De repente me remeto ao ano de um mil novecentos e quarenta e nove.
Podem me perguntar o por quê? A razão é simples. Foi esse o ano em que nasci.
Antes disso quase nada sabia. Apenas aquilo que os jornais noticiavam. Já que a mídia televisiva era ainda uma idéia que veio ao lume alguns anos depois.
Em menino usava calças curtas e minhas ideias já se alongavam. Era um garoto que como muitos amava os Beatles e os Rolling Stones.
Eu brincava na minha rua de fincar finca e jogar bete. De cricar bolinhas de gude e jogar pião. Quando chovia soltava barquinhos feitos de folhas de jornal na enxurrada que descia o morrão. Era uma verdadeira enxurrada de lembranças que me fazem lembrar os tempos de antão.
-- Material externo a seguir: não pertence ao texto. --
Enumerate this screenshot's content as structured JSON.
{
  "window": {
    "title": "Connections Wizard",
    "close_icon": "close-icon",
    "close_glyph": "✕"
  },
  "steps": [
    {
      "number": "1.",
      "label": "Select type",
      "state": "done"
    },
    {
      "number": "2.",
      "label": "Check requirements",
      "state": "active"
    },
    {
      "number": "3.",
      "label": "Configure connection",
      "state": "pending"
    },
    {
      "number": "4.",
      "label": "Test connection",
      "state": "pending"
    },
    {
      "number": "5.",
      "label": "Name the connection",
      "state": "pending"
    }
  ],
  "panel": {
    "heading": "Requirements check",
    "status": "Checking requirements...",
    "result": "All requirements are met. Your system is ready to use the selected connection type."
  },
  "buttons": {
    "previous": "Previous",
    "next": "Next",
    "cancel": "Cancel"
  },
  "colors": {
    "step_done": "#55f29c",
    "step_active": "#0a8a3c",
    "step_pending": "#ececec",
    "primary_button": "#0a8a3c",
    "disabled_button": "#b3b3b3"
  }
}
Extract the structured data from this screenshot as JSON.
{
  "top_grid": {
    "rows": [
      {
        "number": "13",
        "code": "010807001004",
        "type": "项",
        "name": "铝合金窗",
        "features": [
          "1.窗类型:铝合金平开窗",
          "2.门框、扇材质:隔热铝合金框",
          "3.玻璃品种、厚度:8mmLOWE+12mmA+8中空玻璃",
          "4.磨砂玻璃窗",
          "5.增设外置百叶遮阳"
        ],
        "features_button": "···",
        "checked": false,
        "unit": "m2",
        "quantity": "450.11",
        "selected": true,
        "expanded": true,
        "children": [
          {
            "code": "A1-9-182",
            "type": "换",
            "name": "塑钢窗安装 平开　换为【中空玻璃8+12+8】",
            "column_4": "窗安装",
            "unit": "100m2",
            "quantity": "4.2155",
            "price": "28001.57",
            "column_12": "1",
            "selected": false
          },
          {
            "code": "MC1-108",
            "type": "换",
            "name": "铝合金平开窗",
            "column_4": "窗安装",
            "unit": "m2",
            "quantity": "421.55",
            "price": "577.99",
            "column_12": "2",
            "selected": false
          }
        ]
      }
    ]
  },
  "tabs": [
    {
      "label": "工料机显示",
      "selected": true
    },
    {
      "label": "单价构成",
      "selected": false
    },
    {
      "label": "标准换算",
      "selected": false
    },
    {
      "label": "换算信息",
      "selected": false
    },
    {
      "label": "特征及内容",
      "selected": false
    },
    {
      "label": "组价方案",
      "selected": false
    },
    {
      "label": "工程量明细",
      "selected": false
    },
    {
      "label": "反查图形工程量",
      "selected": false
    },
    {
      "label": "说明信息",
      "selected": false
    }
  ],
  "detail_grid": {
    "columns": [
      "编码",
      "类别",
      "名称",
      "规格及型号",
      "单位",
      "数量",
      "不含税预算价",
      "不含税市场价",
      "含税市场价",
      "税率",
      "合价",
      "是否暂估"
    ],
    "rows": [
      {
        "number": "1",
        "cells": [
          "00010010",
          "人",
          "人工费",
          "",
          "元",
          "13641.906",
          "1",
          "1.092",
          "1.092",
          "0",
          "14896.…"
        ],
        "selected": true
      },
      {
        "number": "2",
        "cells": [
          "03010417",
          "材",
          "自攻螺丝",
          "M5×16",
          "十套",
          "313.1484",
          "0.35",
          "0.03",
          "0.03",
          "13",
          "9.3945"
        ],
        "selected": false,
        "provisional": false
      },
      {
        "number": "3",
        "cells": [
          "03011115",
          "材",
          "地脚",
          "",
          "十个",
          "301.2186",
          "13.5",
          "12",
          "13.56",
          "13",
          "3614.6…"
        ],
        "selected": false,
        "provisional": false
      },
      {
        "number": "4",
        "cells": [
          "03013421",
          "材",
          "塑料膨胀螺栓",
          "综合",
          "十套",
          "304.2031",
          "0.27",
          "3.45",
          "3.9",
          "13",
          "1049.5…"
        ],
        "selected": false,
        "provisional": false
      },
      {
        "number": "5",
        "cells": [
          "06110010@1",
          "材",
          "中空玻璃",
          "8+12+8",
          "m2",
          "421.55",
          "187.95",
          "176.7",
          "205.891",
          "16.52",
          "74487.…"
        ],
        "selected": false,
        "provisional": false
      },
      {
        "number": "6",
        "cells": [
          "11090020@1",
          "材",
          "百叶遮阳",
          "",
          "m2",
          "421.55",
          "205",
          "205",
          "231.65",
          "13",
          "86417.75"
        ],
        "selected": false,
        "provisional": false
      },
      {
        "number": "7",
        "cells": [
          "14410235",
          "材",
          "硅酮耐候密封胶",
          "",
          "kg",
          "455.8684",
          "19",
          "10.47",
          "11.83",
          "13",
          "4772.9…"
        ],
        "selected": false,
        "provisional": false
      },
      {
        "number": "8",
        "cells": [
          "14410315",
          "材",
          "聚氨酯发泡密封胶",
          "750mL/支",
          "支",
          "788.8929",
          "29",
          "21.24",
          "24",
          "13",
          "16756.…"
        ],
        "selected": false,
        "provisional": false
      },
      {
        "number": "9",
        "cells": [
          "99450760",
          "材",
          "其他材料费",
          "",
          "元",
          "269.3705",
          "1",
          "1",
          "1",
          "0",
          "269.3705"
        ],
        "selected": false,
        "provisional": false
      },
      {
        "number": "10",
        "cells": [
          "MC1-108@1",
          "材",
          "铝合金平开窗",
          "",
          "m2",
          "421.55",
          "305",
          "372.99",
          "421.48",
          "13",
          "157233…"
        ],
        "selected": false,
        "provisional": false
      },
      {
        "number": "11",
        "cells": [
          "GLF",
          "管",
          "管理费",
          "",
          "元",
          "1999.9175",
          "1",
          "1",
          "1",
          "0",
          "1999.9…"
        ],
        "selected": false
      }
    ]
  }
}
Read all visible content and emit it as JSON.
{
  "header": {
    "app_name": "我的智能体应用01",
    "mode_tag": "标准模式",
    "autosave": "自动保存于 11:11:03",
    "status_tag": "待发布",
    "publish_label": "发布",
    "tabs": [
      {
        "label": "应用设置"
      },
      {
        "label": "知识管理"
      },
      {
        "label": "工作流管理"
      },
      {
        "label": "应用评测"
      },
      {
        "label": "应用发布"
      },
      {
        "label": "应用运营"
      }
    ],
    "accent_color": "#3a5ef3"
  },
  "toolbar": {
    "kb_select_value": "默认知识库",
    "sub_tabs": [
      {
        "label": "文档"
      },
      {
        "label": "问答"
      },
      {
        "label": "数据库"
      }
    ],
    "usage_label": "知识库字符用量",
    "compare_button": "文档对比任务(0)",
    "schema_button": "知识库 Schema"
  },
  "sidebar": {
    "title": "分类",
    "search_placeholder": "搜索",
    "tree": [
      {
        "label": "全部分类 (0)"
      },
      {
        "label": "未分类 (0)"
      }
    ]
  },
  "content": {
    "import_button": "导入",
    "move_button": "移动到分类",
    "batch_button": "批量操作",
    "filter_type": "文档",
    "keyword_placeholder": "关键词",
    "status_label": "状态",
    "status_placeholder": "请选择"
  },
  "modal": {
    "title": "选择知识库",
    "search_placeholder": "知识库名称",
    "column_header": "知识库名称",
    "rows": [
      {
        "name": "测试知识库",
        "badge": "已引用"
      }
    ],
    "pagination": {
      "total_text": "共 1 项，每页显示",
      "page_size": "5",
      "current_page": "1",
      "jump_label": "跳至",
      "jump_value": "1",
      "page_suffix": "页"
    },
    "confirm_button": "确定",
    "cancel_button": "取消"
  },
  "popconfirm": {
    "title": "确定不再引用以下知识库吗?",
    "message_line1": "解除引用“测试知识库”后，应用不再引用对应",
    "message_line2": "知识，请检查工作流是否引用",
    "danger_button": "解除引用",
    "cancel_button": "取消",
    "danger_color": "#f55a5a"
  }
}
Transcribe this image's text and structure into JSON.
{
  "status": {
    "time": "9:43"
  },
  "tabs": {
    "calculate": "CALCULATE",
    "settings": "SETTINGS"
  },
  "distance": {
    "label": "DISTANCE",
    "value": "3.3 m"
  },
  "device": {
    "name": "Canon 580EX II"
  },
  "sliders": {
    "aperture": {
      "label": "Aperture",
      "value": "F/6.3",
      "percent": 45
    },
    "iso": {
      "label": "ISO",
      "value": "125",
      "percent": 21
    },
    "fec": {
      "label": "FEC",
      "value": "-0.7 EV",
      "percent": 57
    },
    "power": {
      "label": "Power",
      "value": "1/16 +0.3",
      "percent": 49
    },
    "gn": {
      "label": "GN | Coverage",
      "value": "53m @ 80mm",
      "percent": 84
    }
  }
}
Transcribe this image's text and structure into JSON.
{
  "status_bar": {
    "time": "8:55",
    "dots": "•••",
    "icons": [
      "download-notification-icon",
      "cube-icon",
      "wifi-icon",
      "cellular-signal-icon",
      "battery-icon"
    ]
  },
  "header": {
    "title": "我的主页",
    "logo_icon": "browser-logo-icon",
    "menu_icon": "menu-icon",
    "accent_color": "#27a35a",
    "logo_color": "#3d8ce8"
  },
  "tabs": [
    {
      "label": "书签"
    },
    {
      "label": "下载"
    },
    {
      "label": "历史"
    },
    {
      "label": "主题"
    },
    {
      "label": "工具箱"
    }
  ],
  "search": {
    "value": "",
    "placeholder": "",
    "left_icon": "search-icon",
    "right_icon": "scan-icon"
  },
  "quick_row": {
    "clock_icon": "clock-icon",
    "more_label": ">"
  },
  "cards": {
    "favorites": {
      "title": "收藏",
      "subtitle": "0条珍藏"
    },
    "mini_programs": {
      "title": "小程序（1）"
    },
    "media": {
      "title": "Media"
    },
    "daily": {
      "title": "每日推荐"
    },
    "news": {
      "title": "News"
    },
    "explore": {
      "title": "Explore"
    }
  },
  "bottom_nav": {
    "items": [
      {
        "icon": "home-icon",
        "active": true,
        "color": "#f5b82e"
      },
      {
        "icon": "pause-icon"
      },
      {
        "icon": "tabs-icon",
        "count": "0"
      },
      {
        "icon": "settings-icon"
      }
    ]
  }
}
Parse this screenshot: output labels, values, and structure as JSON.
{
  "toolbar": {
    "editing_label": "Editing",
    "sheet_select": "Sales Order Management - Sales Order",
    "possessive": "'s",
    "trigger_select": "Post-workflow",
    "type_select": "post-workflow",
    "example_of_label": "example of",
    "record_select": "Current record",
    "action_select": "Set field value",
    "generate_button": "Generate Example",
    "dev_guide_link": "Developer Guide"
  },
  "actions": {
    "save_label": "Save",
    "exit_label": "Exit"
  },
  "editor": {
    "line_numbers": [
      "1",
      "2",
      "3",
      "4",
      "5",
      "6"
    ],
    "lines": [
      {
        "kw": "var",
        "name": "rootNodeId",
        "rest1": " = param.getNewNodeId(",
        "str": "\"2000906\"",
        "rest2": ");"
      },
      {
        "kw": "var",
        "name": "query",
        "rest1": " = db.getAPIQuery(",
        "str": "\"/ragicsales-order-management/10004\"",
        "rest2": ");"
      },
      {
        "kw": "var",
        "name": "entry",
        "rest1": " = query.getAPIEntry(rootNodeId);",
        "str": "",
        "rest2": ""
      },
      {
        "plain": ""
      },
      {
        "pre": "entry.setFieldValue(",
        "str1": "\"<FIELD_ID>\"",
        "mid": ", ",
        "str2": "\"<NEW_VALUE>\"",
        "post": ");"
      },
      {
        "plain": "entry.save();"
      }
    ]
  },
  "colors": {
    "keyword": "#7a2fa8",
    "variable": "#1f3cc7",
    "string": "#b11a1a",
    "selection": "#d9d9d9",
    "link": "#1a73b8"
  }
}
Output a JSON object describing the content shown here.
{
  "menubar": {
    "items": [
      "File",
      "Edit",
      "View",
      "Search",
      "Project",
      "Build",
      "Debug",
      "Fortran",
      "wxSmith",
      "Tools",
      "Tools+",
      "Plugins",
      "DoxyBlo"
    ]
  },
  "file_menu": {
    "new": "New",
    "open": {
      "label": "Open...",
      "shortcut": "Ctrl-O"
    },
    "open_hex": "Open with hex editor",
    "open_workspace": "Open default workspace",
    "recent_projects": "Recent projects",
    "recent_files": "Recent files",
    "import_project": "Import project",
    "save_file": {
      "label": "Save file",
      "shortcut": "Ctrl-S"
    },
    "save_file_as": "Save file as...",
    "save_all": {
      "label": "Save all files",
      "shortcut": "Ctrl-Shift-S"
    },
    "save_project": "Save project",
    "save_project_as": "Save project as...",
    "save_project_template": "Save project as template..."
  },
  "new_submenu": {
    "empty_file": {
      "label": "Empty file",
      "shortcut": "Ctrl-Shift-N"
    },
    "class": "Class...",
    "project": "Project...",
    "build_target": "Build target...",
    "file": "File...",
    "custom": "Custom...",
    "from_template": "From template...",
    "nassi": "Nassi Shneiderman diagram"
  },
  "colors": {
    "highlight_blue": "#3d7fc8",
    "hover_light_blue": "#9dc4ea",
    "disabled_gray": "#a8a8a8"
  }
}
Naqueles tempos idos ainda não haviam inventado os computadores. Só depois veio a internet. A gente assistia aos desenhos animados quando nossos pais permitiam. Só depois de feita a lição de casa. Depois de mostrar aos nossos progenitores o boletim com notas boas. Se alguma delas ficasse abaixo de sete, ai de nós. Um belo castigo nos esperava naquele banquinho duro atrás da porta.
Bons tempos aqueles da nossa infância. Quando as únicas guerras eram as de travesseiro. Que não machucavam a ninguém. Apenas e tão somente nos intimavam a nos calarmos e dormir quietinhos até a manhã seguinte. Bem cedinho quando éramos acordados. Em boa hora bom que se diga.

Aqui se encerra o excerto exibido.